De 1960 à 1981, le temps défile autour de quelque points d’ancrage (Fêtes de Noël, Anniversaires, lavage de la voiture paternelle,…). Jean-Marc Vallée nous convie à suivre les tribulations de Zac, enfant sensible et différent, tout en étant la somme de tous ses frères. Favori de son père dans sa tendre enfance, les choses vont brusquement évoluer lorsque Zac découvre une homosexualité latente.
Sujet délicieusement abordé, la mise en scène limpide et élégante est agrémentée de trouvailles visuelles oniriques et étonnantes, sous couvert d’une liberté de ton réjouissante ! Au cœur de la Belle Province, le verbiage prend une place prépondérante, cet humour si particulier donne du relief et une profondeur d’esprit dans de nombreuses scènes, qui n’en deviennent pas moins savoureuses (je suis certain que l’expression ‘spèce de fife’ ne vous laissera pas de marbre !).
Que dire de la bande originale ? La musique dans C.R.A.Z.Y., c’est sa moelle épinière, le chantre de toutes les émotions qui en émanent. Cette récurrente ritournelle de Charles Aznavour, qui ancre les personnages dans la tradition familiale, et fonctionne comme une charnière psychologique tout au long de l’histoire. Le titre éponyme du film, morceau de Patsy Cline, symbolise par ses lettres les prénoms des 5 frères (Christian, Raymond, Antoine, Zachary et Yvan), ainsi que l’explosion de la famille lorsque le disque se brise par deux fois !
Et puis ces morceaux de rock symbolisant la rébellion chronique de Zac, morceaux qui préfigurent ses souffrances morales, son mal-être familial, au travers de « Space Odity », « Shine on your ‘Crazy’ Diamond », « White Rabbit ». Je retiens particulièrement la scène de la Messe de Minuit quand retentit un « Sympathy for the Devil » sonnant et trébuchant, à faire pâlir le plus fervent des paroissiens (cette fameuse liberté de ton !).
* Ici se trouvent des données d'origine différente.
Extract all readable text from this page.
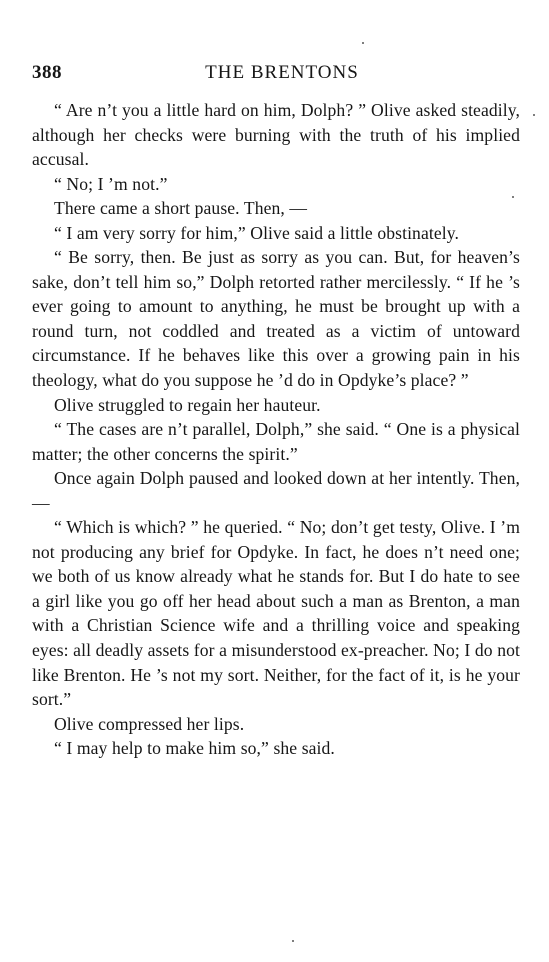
388	THE BRENTONS

“ Are n’t you a little hard on him, Dolph? ” Olive asked steadily, although her checks were burning with the truth of his implied accusal.

“ No; I ’m not.”

There came a short pause. Then, —

“ I am very sorry for him,” Olive said a little obstinately.

“ Be sorry, then. Be just as sorry as you can. But, for heaven’s sake, don’t tell him so,” Dolph retorted rather mercilessly. “ If he ’s ever going to amount to anything, he must be brought up with a round turn, not coddled and treated as a victim of untoward circumstance. If he behaves like this over a growing pain in his theology, what do you suppose he ’d do in Opdyke’s place? ”

Olive struggled to regain her hauteur.

“ The cases are n’t parallel, Dolph,” she said. “ One is a physical matter; the other concerns the spirit.”

Once again Dolph paused and looked down at her intently. Then, —

“ Which is which? ” he queried. “ No; don’t get testy, Olive. I ’m not producing any brief for Opdyke. In fact, he does n’t need one; we both of us know already what he stands for. But I do hate to see a girl like you go off her head about such a man as Brenton, a man with a Christian Science wife and a thrilling voice and speaking eyes: all deadly assets for a misunderstood ex-preacher. No; I do not like Brenton. He ’s not my sort. Neither, for the fact of it, is he your sort.”

Olive compressed her lips.

“ I may help to make him so,” she said.
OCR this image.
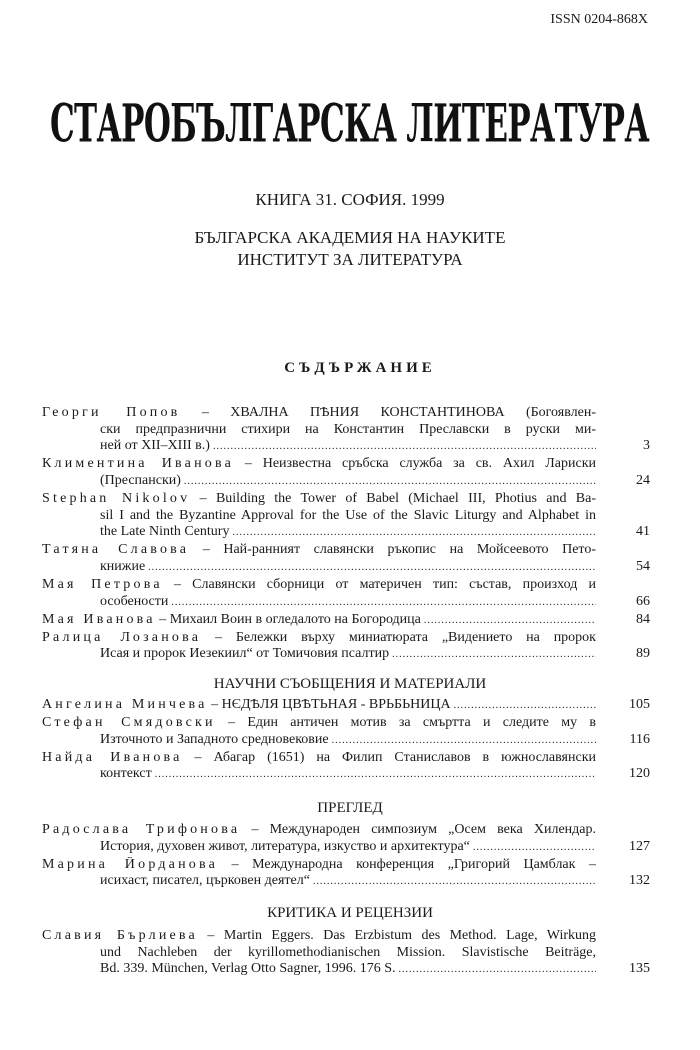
ISSN 0204-868X
СТАРОБЪЛГАРСКА ЛИТЕРАТУРА
КНИГА 31. СОФИЯ. 1999
БЪЛГАРСКА АКАДЕМИЯ НА НАУКИТЕ
ИНСТИТУТ ЗА ЛИТЕРАТУРА
СЪДЪРЖАНИЕ
Георги Попов – ХВАЛНА ПѢНИЯ КОНСТАНТИНОВА (Богоявлен-
ски предпразнични стихири на Константин Преславски в руски ми-
ней от XII–XIII в.) .....	3
Климентина Иванова – Неизвестна сръбска служба за св. Ахил Лариски
(Преспански) .....	24
Stephan Nikolov – Building the Tower of Babel (Michael III, Photius and Ba-
sil I and the Byzantine Approval for the Use of the Slavic Liturgy and Alphabet in
the Late Ninth Century .....	41
Татяна Славова – Най-ранният славянски ръкопис на Мойсеевото Пето-
книжие .....	54
Мая Петрова – Славянски сборници от материчен тип: състав, произход и
особености .....	66
Мая Иванова – Михаил Воин в огледалото на Богородица .....	84
Ралица Лозанова – Бележки върху миниатюрата „Видението на пророк
Исая и пророк Иезекиил“ от Томичовия псалтир .....	89
НАУЧНИ СЪОБЩЕНИЯ И МАТЕРИАЛИ
Ангелина Минчева – НЄДѢЛЯ ЦВѢТЬНАЯ - ВРЬБЬНИЦА .....	105
Стефан Смядовски – Един античен мотив за смъртта и следите му в
Източното и Западното средновековие .....	116
Найда Иванова – Абагар (1651) на Филип Станиславов в южнославянски
контекст .....	120
ПРЕГЛЕД
Радослава Трифонова – Международен симпозиум „Осем века Хилендар.
История, духовен живот, литература, изкуство и архитектура“ .....	127
Марина Йорданова – Международна конференция „Григорий Цамблак –
исихаст, писател, църковен деятел“ .....	132
КРИТИКА И РЕЦЕНЗИИ
Славия Бърлиева – Martin Eggers. Das Erzbistum des Method. Lage, Wirkung
und Nachleben der kyrillomethodianischen Mission. Slavistische Beiträge,
Bd. 339. München, Verlag Otto Sagner, 1996. 176 S. .....	135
Jean-Marc Vallée a dû rechigner sur une partie de son salaire pour pouvoir s’offrir tous les droits d’auteur !
L’interprétation est simplement magistrale ! Au-delà de la technicité, de l’éloquence et de la mise en forme, tous les comédiens (y compris les rôles en retrait des quatre frères) font cause commune au service du réalisateur par un total engagement de leur condition d’acteur.
Michel Côté accomplit une performance ébouriffante, toute en subtilité, et incarne véritablement ce père maladroit et fragilisé. Danielle Proulx, malgré le peu de répliques, expose cette sensibilité maternelle sans aucune exubérance. Marc-André Grondin impose naturellement son charisme, ce regard parfois très sombre nous pénètre sans aucune retenue ; sa voix ‘contemplative’ (Jean-Marc Vallée prend le parti de la narration, mais n’en abuse pas) nous accompagne émotionnellement.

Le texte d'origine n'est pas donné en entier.